Kapellen Thomas M, Gebauer Corinna M, Brosteanu Oana, Labitzke Birgit, Vogtmann Christoph, Kiess Wieland
Hospital for Children and Adolescents, University of Leipzig, Liebigstrasse 20A Leipzig DE-04103, Germany.
Neonatology. 2009;96(1):13-8. doi: 10.1159/000200165. Epub 2009 Feb 7.
Best practice for umbilical cord care (UC) still remains controversial in developed countries with aseptic perinatal care. A bicenter randomized clinical trial was performed to evaluate the efficacy of chlorhexidine (CX) powder versus dry cord care (DC) for UC.
All neonates of two neonatal care units were invited to take part in the study. Participants were randomized to either DC or UC with CX powder (0.1%). Primary study outcome was the cord separation time. Secondary outcomes were omphalitis, granuloma of the umbilical ground, adverse events and parents' treatment satisfaction. The outcome parameters were documented at a hospital-located study visit 10-14 days after birth.

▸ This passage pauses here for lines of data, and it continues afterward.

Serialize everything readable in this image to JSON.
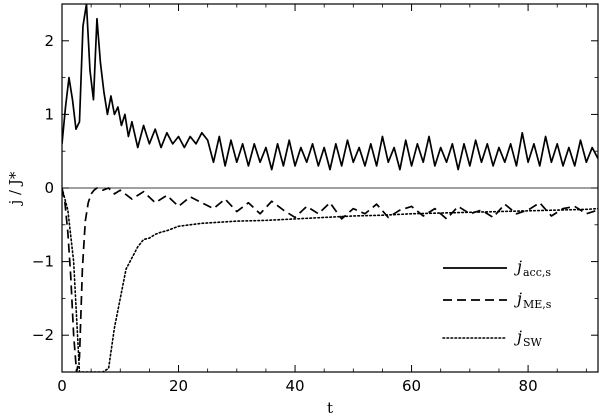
{
  "chart_data": {
    "type": "line",
    "title": "",
    "xlabel": "t",
    "ylabel": "j / J*",
    "xlim": [
      0,
      92
    ],
    "ylim": [
      -2.5,
      2.5
    ],
    "x_ticks": [
      0,
      20,
      40,
      60,
      80
    ],
    "y_ticks": [
      -2,
      -1,
      0,
      1,
      2
    ],
    "x_tick_labels": [
      "0",
      "20",
      "40",
      "60",
      "80"
    ],
    "y_tick_labels": [
      "−2",
      "−1",
      "0",
      "1",
      "2"
    ],
    "zero_line": true,
    "grid": false,
    "legend_position": "bottom-right",
    "legend": [
      {
        "symbol": "j",
        "sub": "acc,s"
      },
      {
        "symbol": "j",
        "sub": "ME,s"
      },
      {
        "symbol": "j",
        "sub": "SW"
      }
    ],
    "series": [
      {
        "name": "j_acc,s",
        "style": "solid",
        "x": [
          0,
          0.6,
          1.2,
          1.8,
          2.4,
          3.0,
          3.6,
          4.2,
          4.8,
          5.4,
          6.0,
          6.6,
          7.2,
          7.8,
          8.4,
          9.0,
          9.6,
          10.2,
          10.8,
          11.4,
          12.0,
          13.0,
          14.0,
          15.0,
          16.0,
          17.0,
          18.0,
          19.0,
          20.0,
          21.0,
          22.0,
          23.0,
          24.0,
          25.0,
          26.0,
          27.0,
          28.0,
          29.0,
          30.0,
          31.0,
          32.0,
          33.0,
          34.0,
          35.0,
          36.0,
          37.0,
          38.0,
          39.0,
          40.0,
          41.0,
          42.0,
          43.0,
          44.0,
          45.0,
          46.0,
          47.0,
          48.0,
          49.0,
          50.0,
          51.0,
          52.0,
          53.0,
          54.0,
          55.0,
          56.0,
          57.0,
          58.0,
          59.0,
          60.0,
          61.0,
          62.0,
          63.0,
          64.0,
          65.0,
          66.0,
          67.0,
          68.0,
          69.0,
          70.0,
          71.0,
          72.0,
          73.0,
          74.0,
          75.0,
          76.0,
          77.0,
          78.0,
          79.0,
          80.0,
          81.0,
          82.0,
          83.0,
          84.0,
          85.0,
          86.0,
          87.0,
          88.0,
          89.0,
          90.0,
          91.0,
          92.0
        ],
        "y": [
          0.6,
          1.1,
          1.5,
          1.2,
          0.8,
          0.9,
          2.2,
          2.5,
          1.6,
          1.2,
          2.3,
          1.7,
          1.3,
          1.0,
          1.25,
          1.0,
          1.1,
          0.85,
          1.0,
          0.7,
          0.9,
          0.55,
          0.85,
          0.6,
          0.8,
          0.55,
          0.75,
          0.6,
          0.7,
          0.55,
          0.7,
          0.6,
          0.75,
          0.65,
          0.35,
          0.7,
          0.3,
          0.65,
          0.35,
          0.6,
          0.3,
          0.6,
          0.35,
          0.55,
          0.25,
          0.6,
          0.3,
          0.65,
          0.3,
          0.55,
          0.35,
          0.6,
          0.3,
          0.55,
          0.25,
          0.6,
          0.3,
          0.65,
          0.35,
          0.55,
          0.3,
          0.6,
          0.3,
          0.7,
          0.35,
          0.55,
          0.25,
          0.65,
          0.3,
          0.6,
          0.35,
          0.7,
          0.3,
          0.55,
          0.35,
          0.6,
          0.25,
          0.6,
          0.3,
          0.65,
          0.35,
          0.6,
          0.3,
          0.55,
          0.35,
          0.6,
          0.3,
          0.75,
          0.35,
          0.6,
          0.3,
          0.7,
          0.35,
          0.6,
          0.3,
          0.55,
          0.3,
          0.65,
          0.35,
          0.55,
          0.4
        ]
      },
      {
        "name": "j_ME,s",
        "style": "dashed",
        "x": [
          0,
          0.5,
          1.0,
          1.5,
          2.0,
          2.5,
          3.0,
          3.5,
          4.0,
          4.5,
          5.0,
          5.5,
          6.0,
          7.0,
          8.0,
          9.0,
          10.0,
          12.0,
          14.0,
          16.0,
          18.0,
          20.0,
          22.0,
          24.0,
          26.0,
          28.0,
          30.0,
          32.0,
          34.0,
          36.0,
          38.0,
          40.0,
          42.0,
          44.0,
          46.0,
          48.0,
          50.0,
          52.0,
          54.0,
          56.0,
          58.0,
          60.0,
          62.0,
          64.0,
          66.0,
          68.0,
          70.0,
          72.0,
          74.0,
          76.0,
          78.0,
          80.0,
          82.0,
          84.0,
          86.0,
          88.0,
          90.0,
          92.0
        ],
        "y": [
          0,
          -0.2,
          -0.6,
          -1.2,
          -2.0,
          -2.5,
          -2.3,
          -1.1,
          -0.45,
          -0.2,
          -0.08,
          -0.03,
          0,
          -0.03,
          0,
          -0.08,
          -0.03,
          -0.15,
          -0.05,
          -0.2,
          -0.1,
          -0.25,
          -0.12,
          -0.2,
          -0.28,
          -0.15,
          -0.32,
          -0.2,
          -0.35,
          -0.18,
          -0.3,
          -0.4,
          -0.25,
          -0.35,
          -0.2,
          -0.42,
          -0.28,
          -0.35,
          -0.22,
          -0.4,
          -0.3,
          -0.25,
          -0.38,
          -0.28,
          -0.42,
          -0.25,
          -0.35,
          -0.3,
          -0.4,
          -0.22,
          -0.35,
          -0.3,
          -0.2,
          -0.38,
          -0.28,
          -0.25,
          -0.35,
          -0.3
        ]
      },
      {
        "name": "j_SW",
        "style": "dotted",
        "x": [
          0,
          1.0,
          2.0,
          3.0,
          4.0,
          5.0,
          6.0,
          7.0,
          8.0,
          9.0,
          10.0,
          11.0,
          12.0,
          13.0,
          14.0,
          15.0,
          16.0,
          17.0,
          18.0,
          20.0,
          22.0,
          24.0,
          26.0,
          28.0,
          30.0,
          35.0,
          40.0,
          45.0,
          50.0,
          55.0,
          60.0,
          65.0,
          70.0,
          75.0,
          80.0,
          85.0,
          90.0,
          92.0
        ],
        "y": [
          0,
          -0.3,
          -1.0,
          -2.5,
          -2.5,
          -2.5,
          -2.5,
          -2.5,
          -2.45,
          -1.9,
          -1.5,
          -1.1,
          -0.95,
          -0.8,
          -0.7,
          -0.68,
          -0.63,
          -0.6,
          -0.58,
          -0.52,
          -0.5,
          -0.48,
          -0.47,
          -0.46,
          -0.45,
          -0.44,
          -0.42,
          -0.4,
          -0.38,
          -0.37,
          -0.35,
          -0.34,
          -0.33,
          -0.32,
          -0.31,
          -0.3,
          -0.29,
          -0.28
        ]
      }
    ]
  }
}
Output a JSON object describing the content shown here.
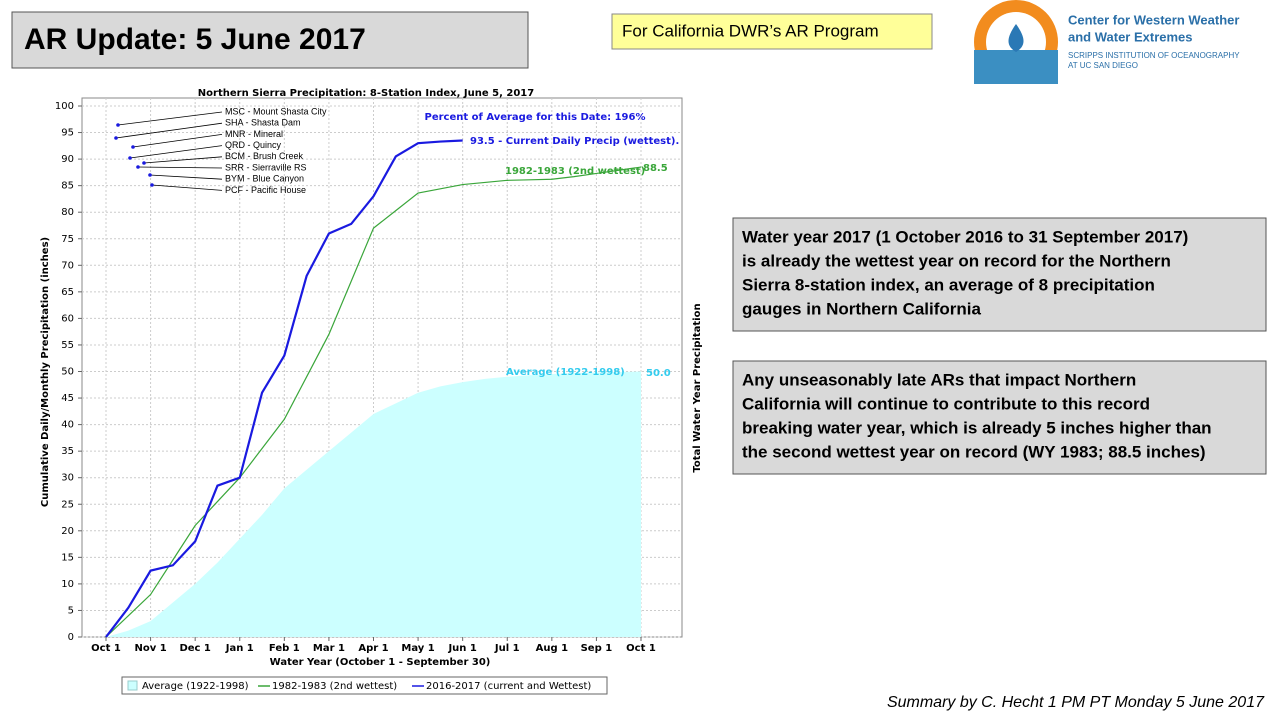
{
  "slide": {
    "title": "AR Update: 5 June 2017",
    "program": "For California DWR’s AR Program",
    "logo_name": [
      "Center for Western Weather",
      "and Water Extremes"
    ],
    "logo_sub": [
      "SCRIPPS INSTITUTION OF OCEANOGRAPHY",
      "AT UC SAN DIEGO"
    ],
    "box1": [
      "Water year 2017 (1 October 2016 to 31 September 2017)",
      "is already the wettest year on record for the Northern",
      "Sierra 8-station index, an average of 8 precipitation",
      "gauges in Northern California"
    ],
    "box2": [
      "Any unseasonably late ARs that impact Northern",
      "California will continue to contribute to this record",
      "breaking water year, which is already 5 inches higher than",
      "the second wettest year on record (WY 1983; 88.5 inches)"
    ],
    "footer": "Summary by C. Hecht 1 PM PT Monday 5 June 2017"
  },
  "chart_data": {
    "type": "line",
    "title": "Northern Sierra Precipitation: 8-Station Index, June 5, 2017",
    "x_label": "Water Year (October 1 - September 30)",
    "y_label": "Cumulative Daily/Monthly Precipitation (inches)",
    "y2_label": "Total Water Year Precipitation",
    "categories": [
      "Oct 1",
      null,
      "Nov 1",
      null,
      "Dec 1",
      null,
      "Jan 1",
      null,
      "Feb 1",
      null,
      "Mar 1",
      null,
      "Apr 1",
      null,
      "May 1",
      null,
      "Jun 1",
      null,
      "Jul 1",
      null,
      "Aug 1",
      null,
      "Sep 1",
      null,
      "Oct 1"
    ],
    "series": [
      {
        "name": "Average (1922-1998)",
        "color": "#ccffff",
        "style": "area",
        "values": [
          0,
          1.2,
          3,
          6.5,
          10,
          14,
          18.5,
          23,
          28,
          31.5,
          35,
          38.5,
          42,
          44,
          46,
          47.2,
          48,
          48.6,
          49,
          49.3,
          49.5,
          49.7,
          49.8,
          49.9,
          50
        ]
      },
      {
        "name": "1982-1983 (2nd wettest)",
        "color": "#3aa63a",
        "style": "line",
        "values": [
          0,
          4,
          8,
          14.5,
          21,
          25.5,
          30,
          35.5,
          41,
          49,
          57,
          67,
          77,
          80.3,
          83.6,
          84.4,
          85.2,
          85.6,
          86,
          86.1,
          86.2,
          86.7,
          87.3,
          87.9,
          88.5
        ]
      },
      {
        "name": "2016-2017 (current and Wettest)",
        "color": "#1a1ae0",
        "style": "line",
        "values": [
          0,
          5.5,
          12.5,
          13.5,
          18,
          28.5,
          30,
          46,
          53,
          68,
          76,
          77.8,
          83,
          90.5,
          93,
          93.3,
          93.5,
          null,
          null,
          null,
          null,
          null,
          null,
          null,
          null
        ]
      }
    ],
    "ylim": [
      0,
      100
    ],
    "yticks": [
      0,
      5,
      10,
      15,
      20,
      25,
      30,
      35,
      40,
      45,
      50,
      55,
      60,
      65,
      70,
      75,
      80,
      85,
      90,
      95,
      100
    ],
    "grid": true,
    "legend": "bottom",
    "annotations": [
      "Percent of Average for this Date: 196%",
      "93.5 -  Current Daily Precip (wettest).",
      "1982-1983 (2nd wettest)",
      "88.5",
      "Average (1922-1998)",
      "50.0"
    ],
    "stations": [
      "MSC - Mount Shasta City",
      "SHA - Shasta Dam",
      "MNR - Mineral",
      "QRD - Quincy",
      "BCM - Brush Creek",
      "SRR - Sierraville RS",
      "BYM - Blue Canyon",
      "PCF - Pacific House"
    ]
  }
}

669 neonates were enrolled in the trial. 337 were randomized to receive CX powder for umbilical cord care, 332 to DC. Cord separation time was 7.0 +/- 2.5 days in CX-treated neonates and 7.8 +/- 2.9 days in DC (p < 0.001). There were 9 cases of omphalitis, 2 in the CX group, 7 in the DC group (p = 0.1). No difference in the occurrence of umbilical granuloma between the treatment regimens was detected. Neonates randomized to CX were less likely to have an adverse event (140 in 109 subjects vs. 205 in 149 subjects in the DC neonates; p = 0.001). Half of these adverse events were cord-related. Neonates randomized to DC had nearly twice as many cord-related adverse events as those with CX treatment (CX: 58 in 54 patients vs. DC: 110 in 97 patients; p < 0.001). Parents' treatment satisfaction was significantly higher in the neonates with CX cord care.
Cord-related adverse events in neonatal umbilical cord care remain a clinical issue. Even in an aseptic birth context in a developed country, cord care with CX powder showed a reduction of cord-related adverse events.
在围产期护理无菌的发达国家,脐带护理(UC)的最佳实践仍存在争议。进行了一项双中心随机临床试验,以评估洗必泰(CX)粉末与脐带干护理(DC)用于脐带护理的疗效。
邀请两个新生儿护理单元的所有新生儿参与研究。参与者被随机分为接受DC或含CX粉末(0.1%)的脐带护理组。主要研究结局为脐带脱落时间。次要结局为脐炎、脐根部肉芽肿、不良事件及家长对治疗的满意度。结局参数在出生后10 - 14天于医院进行的研究访视时记录。
669名新生儿纳入试验。337名被随机分配接受CX粉末进行脐带护理,332名接受DC护理。接受CX治疗的新生儿脐带脱落时间为7.0±2.5天,接受DC护理的为7.8±2.9天(p<0.001)。发生9例脐炎,CX组2例,DC组7例(p = 0.1)。未检测到不同治疗方案之间脐带肉芽肿发生率的差异。随机分配至CX组的新生儿发生不良事件的可能性较小(109名受试者中的140例 vs. DC组149名受试者中的205例;p = 0.001)。这些不良事件中有一半与脐带相关。随机分配至DC组的新生儿与脐带相关的不良事件几乎是接受CX治疗新生儿的两倍(CX组:54例患者中的58例 vs. DC组:97例患者中的110例;p<0.001)。接受CX脐带护理的新生儿家长对治疗的满意度显著更高。
新生儿脐带护理中与脐带相关的不良事件仍是一个临床问题。即使在发达国家无菌分娩的情况下,使用CX粉末进行脐带护理也显示出与脐带相关的不良事件有所减少。